The age of the relics was determined by geologists from all parts of Ohio who have viewed the unique specimens. They declared that at least 2,000 years is required for an imprint to solidify. So many geologists and naturalists visited the offices of the Cleveland Stone company to inspect the relics that no record has been kept of names, according to officials.
The experts also have pointed out the this discovery lends affirmation to the theory that this entire section once was covered by Lake Erie. The child and its adult parent were walking the beach leaving an imprint where the waves could not obliterate it.

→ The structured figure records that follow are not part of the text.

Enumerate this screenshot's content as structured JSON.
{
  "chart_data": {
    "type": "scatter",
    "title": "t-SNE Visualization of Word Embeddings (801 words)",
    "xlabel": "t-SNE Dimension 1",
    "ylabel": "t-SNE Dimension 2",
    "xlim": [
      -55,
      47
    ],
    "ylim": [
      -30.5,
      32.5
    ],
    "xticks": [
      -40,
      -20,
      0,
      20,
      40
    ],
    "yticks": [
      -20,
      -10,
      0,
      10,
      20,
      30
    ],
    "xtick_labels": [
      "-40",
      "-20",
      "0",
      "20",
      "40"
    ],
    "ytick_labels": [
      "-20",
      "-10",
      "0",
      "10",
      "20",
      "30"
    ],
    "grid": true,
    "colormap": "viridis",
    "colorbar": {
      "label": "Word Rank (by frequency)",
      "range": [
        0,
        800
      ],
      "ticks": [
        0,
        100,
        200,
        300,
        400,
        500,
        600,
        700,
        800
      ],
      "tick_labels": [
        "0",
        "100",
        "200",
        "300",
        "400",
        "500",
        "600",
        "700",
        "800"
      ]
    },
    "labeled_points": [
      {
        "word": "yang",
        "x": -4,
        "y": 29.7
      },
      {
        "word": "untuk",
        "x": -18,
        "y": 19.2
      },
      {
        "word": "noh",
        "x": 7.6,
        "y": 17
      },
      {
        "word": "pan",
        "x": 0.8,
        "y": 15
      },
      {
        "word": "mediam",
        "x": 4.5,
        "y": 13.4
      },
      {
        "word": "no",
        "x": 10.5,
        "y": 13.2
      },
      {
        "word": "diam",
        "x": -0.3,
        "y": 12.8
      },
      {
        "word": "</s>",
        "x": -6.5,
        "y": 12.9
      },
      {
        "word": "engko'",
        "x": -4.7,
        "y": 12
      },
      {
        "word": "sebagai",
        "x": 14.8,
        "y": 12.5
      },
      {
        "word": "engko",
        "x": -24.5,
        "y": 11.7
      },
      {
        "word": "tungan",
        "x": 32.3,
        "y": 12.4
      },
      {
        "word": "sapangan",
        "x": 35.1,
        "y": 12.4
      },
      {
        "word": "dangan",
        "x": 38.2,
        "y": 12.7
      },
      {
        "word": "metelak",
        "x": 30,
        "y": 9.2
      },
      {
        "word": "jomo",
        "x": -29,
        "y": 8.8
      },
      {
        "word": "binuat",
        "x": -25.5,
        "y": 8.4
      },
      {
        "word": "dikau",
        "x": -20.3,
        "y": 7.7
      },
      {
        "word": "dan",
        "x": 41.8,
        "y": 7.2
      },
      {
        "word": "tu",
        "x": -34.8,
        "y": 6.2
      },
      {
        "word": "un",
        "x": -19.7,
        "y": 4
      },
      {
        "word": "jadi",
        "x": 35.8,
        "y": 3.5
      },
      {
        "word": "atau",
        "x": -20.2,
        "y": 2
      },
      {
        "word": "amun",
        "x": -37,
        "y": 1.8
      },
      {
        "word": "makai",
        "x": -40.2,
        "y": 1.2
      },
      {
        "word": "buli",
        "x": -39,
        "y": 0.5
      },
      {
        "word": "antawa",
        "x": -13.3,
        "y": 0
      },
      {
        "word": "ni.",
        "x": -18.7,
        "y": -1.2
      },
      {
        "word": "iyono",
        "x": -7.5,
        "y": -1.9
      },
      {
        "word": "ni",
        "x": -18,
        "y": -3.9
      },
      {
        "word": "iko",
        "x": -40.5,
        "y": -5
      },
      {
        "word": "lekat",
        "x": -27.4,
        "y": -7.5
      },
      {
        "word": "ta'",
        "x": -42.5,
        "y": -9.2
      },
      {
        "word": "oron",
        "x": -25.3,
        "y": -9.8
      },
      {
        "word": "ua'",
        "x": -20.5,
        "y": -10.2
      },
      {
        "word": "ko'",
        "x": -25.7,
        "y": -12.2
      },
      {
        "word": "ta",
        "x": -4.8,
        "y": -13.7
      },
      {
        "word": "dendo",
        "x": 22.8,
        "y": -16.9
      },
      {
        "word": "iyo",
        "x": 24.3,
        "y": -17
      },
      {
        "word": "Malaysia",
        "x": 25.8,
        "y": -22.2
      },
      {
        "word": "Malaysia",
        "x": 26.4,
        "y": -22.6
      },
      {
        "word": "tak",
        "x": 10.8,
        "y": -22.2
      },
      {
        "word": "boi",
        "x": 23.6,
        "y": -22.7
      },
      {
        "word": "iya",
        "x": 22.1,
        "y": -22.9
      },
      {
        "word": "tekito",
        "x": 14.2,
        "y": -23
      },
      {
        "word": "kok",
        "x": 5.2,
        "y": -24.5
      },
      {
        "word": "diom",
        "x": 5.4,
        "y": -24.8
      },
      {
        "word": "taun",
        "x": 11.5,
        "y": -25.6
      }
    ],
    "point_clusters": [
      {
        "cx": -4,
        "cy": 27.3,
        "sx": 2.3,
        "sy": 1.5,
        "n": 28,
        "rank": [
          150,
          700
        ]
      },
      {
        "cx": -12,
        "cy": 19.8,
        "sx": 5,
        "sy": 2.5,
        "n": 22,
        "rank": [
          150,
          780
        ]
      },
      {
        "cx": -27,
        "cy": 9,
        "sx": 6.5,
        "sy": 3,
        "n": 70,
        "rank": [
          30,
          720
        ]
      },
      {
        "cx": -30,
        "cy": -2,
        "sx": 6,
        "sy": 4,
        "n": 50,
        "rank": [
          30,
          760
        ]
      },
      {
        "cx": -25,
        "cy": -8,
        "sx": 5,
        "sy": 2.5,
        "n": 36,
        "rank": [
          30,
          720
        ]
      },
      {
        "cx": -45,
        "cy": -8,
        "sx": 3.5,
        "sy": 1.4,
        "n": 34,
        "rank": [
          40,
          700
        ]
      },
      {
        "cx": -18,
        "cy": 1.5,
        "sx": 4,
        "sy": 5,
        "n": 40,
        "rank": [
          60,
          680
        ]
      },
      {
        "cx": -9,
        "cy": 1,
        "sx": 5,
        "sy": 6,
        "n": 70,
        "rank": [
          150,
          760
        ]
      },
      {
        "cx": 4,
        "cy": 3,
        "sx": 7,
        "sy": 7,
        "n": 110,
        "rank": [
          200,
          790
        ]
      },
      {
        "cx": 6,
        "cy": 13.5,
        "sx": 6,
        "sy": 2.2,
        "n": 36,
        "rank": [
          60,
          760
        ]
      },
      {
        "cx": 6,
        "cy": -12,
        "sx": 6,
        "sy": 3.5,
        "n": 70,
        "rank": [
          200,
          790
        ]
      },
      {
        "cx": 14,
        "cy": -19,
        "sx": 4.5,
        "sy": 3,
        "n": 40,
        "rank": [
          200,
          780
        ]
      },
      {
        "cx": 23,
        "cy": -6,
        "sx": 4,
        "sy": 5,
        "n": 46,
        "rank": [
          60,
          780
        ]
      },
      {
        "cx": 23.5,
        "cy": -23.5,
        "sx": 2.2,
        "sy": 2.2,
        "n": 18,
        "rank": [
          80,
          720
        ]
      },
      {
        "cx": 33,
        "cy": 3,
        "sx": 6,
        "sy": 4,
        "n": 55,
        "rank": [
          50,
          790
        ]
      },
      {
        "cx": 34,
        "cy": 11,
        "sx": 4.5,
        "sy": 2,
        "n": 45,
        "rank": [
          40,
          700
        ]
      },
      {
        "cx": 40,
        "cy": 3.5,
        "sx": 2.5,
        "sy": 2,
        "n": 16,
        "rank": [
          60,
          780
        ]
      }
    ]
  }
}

The findings acts as a connecting link with ancestry too remote to be even generally considered by those whose years of scientific study have prepared them for just such research in the sublimities of time.
Even the recent history is interesting however. Shortly after the discovery of the two imprints, petrified turkey tracks also were discovered. The three specimens were placed in front of the stone company’s office for the inspection of geologists. When the officials prepared to return the tracks to the safe box, they found the turkey tracks and concluded that someone evidently had allowed professional enthusiasm to best his ethics and honesty.
Two months ago workmen unearthed a section of tree that was in the process of turning to coal. It is quite likely the tree is older than the imprints because it was found at a depth of 102 feet. The sandstone in which it was found will be beveled and the specimen presented to the president of the Cleveland Stone company.
The three primitive prints will be placed on display for the Bee Keepers convention which is to be held at Amherst, August 8, 9, and 10 according to officials. The public also will be permitted to view them at this time.
The Journal article above originally appeared on the front page of the Amherst News-Times of July 26, 1928. Here’s how it looked on the front page of the News-Times.
There are some minor copy differences from the Journal’s edited version. The main one was that the Amherst News-Times notes that the turkey tracks were stolen. The article stated, “The ancient tracks were placed on display outside the main office and the experts allowed to study them at their leisure. Shortly after they left company officials preparing to return the stones to their shelter discovered the turkey tracks has disappeared. Although a thorough search was made of the vicinity the tracks were never found, and it is presumed one of the visitors allowed professional enthusiasm to get the better of this honesty.
The Amherst News-Times made another mention of the footprints on its front page of August 2, 1928.
Under the heading, “The Sands of Time,” an article noted, “It is interesting to speculate on the type of people who lived in this district 2,000 years ago. Were they Indians or members of a race living in the country before the arrival of the Redskins? That there was such a race has been established definitely by scientists and probably they succeeded some earlier race, so old they left no traces.
“It is rather intriguing to weight the possibilities disclosed by the discovery of footprints at least two thousand years old. Were they made by direct descendants of the Egyptian slaves? Or were they the imprints of prehistoric savages who lived too long ago to leave definite records?
“Probably we’ll never know.
“Whatever their sources they are undoubtedly marks caused by human feet and are impressive because they indicate to some extent the millions and millions of people who have been swept into oblivion leaving only such obscurities as an occasional foot print, arrow heads or broken crockery to identify them.